Framework to measure dispensary’ agility

Step 1: identification of agile enablers, criteria and attributes

The first step, “identification of agile enablers, criteria and attributes” has been accomplished in this study by identifying a list of agile enablers, criteria and attributes from the literature, keeping the models for developed manufacturing organizations [1, 18, 20, 21, 25, 26] as reference. The list comprised of four enablers, fifteen criteria and forty-five attributes where each enabler branched out to a number of criteria and each criterion branched out to a set of attributes. The enablers, criteria and attributes put together constituted the measures of healthcare agility assessment and are presented in Table 1. Following the identification of these measures, five experts (E1, E2,…, E5) including three medical officers and two doctors from five different dispensaries in India were approached to capture the weightage of each enabler, criterion and attribute. The experts were asked to provide the weightage in terms of linguistic variables ranging from “Very low (VL)” to “Very High (VH)”. A sample question put forth to the experts to capture the weightage is given below.

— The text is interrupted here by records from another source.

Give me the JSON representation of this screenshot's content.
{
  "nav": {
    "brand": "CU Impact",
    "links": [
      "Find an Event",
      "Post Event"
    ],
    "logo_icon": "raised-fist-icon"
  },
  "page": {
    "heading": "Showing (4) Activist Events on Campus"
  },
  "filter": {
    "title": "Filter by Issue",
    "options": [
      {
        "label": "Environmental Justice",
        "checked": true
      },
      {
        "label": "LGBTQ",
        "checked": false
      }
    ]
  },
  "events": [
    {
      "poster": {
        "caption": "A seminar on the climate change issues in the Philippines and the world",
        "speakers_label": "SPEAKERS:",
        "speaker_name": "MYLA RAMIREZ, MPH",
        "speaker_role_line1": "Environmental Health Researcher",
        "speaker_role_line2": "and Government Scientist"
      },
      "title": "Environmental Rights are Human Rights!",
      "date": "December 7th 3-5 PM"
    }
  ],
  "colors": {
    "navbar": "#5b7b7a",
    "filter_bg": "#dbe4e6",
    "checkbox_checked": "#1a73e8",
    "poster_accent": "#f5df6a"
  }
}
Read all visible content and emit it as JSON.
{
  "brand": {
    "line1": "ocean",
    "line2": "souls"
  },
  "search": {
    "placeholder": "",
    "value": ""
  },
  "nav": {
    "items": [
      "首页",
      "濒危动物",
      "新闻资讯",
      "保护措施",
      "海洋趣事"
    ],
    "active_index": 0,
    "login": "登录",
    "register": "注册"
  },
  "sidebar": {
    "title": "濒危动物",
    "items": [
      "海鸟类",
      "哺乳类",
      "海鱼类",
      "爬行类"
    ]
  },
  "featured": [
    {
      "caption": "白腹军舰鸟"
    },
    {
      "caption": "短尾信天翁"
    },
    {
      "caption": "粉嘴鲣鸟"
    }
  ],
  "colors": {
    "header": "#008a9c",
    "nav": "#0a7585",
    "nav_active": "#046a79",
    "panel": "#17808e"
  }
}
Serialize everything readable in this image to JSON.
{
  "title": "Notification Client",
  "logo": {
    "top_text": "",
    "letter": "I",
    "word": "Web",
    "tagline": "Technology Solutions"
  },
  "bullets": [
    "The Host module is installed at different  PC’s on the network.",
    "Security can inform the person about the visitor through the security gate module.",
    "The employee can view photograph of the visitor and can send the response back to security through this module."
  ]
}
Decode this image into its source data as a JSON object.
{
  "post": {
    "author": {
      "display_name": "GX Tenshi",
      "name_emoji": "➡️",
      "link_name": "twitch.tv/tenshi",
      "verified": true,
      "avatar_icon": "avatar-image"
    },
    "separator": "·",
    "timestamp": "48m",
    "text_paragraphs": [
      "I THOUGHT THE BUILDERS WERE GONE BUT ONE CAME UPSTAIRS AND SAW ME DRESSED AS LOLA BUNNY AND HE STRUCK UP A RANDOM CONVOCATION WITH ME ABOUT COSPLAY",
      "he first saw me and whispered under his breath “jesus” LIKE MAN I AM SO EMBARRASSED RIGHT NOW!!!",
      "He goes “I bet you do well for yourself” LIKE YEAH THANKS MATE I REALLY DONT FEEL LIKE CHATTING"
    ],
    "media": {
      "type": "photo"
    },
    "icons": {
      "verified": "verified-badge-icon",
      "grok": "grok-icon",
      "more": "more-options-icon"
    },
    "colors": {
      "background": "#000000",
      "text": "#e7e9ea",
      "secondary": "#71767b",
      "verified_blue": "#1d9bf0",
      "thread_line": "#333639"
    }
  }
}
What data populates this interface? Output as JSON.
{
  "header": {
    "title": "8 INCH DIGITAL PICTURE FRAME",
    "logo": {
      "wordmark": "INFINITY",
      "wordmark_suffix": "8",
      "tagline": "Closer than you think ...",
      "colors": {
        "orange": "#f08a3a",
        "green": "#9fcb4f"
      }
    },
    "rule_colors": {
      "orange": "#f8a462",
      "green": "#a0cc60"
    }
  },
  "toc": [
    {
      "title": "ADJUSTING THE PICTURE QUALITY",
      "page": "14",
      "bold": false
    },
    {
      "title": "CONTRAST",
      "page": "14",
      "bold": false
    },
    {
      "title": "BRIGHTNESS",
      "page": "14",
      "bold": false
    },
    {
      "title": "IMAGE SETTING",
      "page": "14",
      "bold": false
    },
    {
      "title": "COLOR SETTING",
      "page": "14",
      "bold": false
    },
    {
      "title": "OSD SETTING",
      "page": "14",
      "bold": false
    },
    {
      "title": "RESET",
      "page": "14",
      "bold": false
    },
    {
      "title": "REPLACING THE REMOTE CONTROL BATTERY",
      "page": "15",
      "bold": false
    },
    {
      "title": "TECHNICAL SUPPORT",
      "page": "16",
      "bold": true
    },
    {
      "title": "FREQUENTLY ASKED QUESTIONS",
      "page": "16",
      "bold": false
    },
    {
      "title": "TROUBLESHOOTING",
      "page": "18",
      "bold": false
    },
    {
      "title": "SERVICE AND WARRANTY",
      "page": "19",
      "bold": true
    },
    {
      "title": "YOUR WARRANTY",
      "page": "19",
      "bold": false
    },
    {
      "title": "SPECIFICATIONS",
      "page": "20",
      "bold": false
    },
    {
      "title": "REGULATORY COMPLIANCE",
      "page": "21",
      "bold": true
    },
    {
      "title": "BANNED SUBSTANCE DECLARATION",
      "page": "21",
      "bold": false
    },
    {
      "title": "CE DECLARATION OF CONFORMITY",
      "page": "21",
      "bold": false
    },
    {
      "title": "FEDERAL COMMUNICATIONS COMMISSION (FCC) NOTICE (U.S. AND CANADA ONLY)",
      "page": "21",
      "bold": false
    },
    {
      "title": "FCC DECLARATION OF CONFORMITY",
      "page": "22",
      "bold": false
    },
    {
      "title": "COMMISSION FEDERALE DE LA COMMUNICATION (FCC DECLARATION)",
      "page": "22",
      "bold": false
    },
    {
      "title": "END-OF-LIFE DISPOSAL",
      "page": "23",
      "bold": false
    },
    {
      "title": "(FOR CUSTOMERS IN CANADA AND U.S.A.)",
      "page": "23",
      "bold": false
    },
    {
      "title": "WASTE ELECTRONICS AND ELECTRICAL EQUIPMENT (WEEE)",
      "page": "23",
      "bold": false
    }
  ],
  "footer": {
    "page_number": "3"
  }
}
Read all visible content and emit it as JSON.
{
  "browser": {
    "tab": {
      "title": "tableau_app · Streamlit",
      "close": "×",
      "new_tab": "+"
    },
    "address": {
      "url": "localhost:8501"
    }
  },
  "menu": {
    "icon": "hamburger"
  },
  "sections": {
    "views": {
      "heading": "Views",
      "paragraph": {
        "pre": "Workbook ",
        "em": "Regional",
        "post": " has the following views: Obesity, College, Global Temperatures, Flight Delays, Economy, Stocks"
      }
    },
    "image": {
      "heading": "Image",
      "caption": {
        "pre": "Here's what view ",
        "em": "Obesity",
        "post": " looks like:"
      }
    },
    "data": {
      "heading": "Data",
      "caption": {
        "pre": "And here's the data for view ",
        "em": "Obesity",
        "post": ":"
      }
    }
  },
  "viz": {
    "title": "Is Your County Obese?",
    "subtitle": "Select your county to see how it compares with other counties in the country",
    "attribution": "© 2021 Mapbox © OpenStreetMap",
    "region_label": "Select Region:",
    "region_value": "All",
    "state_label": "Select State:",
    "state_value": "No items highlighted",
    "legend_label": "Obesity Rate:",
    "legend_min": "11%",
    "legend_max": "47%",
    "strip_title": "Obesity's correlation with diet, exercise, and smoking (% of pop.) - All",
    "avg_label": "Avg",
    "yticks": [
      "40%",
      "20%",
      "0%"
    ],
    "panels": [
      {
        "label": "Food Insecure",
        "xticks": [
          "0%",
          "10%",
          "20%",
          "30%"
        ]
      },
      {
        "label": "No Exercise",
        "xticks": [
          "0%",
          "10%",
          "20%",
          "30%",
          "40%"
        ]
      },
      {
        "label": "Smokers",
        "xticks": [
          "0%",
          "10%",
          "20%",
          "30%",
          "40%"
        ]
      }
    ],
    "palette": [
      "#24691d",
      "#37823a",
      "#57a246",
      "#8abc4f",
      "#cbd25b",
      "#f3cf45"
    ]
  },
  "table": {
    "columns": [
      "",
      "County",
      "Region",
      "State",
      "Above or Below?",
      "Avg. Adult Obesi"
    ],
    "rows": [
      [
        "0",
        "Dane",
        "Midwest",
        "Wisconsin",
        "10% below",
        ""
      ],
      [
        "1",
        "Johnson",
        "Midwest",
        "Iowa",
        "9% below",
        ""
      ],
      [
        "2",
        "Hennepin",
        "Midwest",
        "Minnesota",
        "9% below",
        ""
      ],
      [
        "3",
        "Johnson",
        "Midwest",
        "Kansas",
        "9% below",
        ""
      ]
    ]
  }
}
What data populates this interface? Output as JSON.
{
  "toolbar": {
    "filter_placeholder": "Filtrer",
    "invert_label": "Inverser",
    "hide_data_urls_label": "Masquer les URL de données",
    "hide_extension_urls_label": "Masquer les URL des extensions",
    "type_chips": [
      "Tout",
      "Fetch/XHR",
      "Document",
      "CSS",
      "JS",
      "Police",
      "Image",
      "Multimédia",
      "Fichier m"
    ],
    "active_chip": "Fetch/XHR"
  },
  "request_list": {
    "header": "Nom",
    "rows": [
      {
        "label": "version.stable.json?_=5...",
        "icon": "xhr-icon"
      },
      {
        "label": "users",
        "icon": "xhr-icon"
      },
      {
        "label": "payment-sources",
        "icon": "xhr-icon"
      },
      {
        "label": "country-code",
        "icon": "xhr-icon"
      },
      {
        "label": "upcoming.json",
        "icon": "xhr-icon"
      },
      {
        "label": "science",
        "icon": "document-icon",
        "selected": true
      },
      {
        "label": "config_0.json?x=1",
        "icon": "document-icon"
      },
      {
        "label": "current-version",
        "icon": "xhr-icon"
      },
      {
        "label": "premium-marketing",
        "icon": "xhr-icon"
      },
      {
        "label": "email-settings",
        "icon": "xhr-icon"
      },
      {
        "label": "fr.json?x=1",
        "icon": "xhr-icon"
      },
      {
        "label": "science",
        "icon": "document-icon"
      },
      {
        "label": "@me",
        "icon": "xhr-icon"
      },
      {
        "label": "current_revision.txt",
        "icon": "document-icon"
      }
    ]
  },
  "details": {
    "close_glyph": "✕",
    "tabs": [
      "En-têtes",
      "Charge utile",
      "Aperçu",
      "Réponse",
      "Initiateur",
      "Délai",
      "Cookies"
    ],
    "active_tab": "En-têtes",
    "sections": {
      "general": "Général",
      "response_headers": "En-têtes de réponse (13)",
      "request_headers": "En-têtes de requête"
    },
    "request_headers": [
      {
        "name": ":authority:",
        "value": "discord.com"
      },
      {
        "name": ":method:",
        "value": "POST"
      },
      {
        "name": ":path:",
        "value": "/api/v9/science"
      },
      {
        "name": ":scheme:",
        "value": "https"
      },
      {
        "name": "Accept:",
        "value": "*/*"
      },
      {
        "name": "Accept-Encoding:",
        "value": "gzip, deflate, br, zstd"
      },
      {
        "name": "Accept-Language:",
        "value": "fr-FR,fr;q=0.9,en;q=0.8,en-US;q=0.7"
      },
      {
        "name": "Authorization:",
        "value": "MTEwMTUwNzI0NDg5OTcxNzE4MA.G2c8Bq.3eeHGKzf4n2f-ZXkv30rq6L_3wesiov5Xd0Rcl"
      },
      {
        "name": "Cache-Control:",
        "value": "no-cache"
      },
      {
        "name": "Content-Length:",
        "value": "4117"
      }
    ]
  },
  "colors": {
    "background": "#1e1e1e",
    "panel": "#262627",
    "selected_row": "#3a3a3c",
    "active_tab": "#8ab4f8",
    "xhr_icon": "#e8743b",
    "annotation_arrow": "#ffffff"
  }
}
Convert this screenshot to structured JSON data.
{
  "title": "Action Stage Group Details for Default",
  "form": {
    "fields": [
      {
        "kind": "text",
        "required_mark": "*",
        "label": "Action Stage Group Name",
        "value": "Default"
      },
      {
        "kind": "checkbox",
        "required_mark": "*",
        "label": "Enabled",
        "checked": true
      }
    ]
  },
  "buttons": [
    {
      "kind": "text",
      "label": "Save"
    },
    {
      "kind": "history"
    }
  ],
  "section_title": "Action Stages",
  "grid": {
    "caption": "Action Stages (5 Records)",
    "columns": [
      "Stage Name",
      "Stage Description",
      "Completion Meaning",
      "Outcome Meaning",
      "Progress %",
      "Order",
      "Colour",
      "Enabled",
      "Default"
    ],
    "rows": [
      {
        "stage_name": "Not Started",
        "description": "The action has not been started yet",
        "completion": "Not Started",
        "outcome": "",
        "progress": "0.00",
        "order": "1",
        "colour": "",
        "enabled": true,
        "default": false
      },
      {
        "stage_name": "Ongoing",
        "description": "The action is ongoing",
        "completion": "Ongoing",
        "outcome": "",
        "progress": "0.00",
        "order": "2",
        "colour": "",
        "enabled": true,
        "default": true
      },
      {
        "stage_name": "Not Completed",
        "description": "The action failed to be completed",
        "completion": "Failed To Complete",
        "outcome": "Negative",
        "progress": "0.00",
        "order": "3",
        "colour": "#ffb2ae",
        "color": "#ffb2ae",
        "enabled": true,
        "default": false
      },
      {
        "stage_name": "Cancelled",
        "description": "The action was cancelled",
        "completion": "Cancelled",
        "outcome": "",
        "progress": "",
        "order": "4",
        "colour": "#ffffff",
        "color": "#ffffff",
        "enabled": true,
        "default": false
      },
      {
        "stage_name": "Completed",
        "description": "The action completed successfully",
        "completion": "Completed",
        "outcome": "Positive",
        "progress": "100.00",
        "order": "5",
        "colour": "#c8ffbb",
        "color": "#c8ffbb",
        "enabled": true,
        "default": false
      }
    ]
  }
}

Table 1 Conceptual model for dispensary agility assessment

Please mention how important is the following attribute for healthcare agility.

Decentralised organization structure

Very Low (  ) Low (  ) Fairly Low (  ) Medium (  ) Fairly High (  ) High (  ) Very High (  )

Team managed organization

Very Low (  ) Low (  ) Fairly Low (  ) Medium (  ) Fairly High (  ) High (  ) Very High (  )

For each of these linguistic variables from “Very low (VL)” to “Very High (VH)”, a corresponding fuzzy interval or membership function was assigned. For example: the linguistic variable “Very low (VL)” was assigned an interval (0, 0.05, 0.15) and “Very High (VH)” was assigned an interval (0.85, 0.95, 1.0). The intervals have been adopted from literature [20] and presented in Table 2. The linguistic weightage provided by the experts for enablers, criteria and attributes have been captured in Table 3, 4 and 5 respectively.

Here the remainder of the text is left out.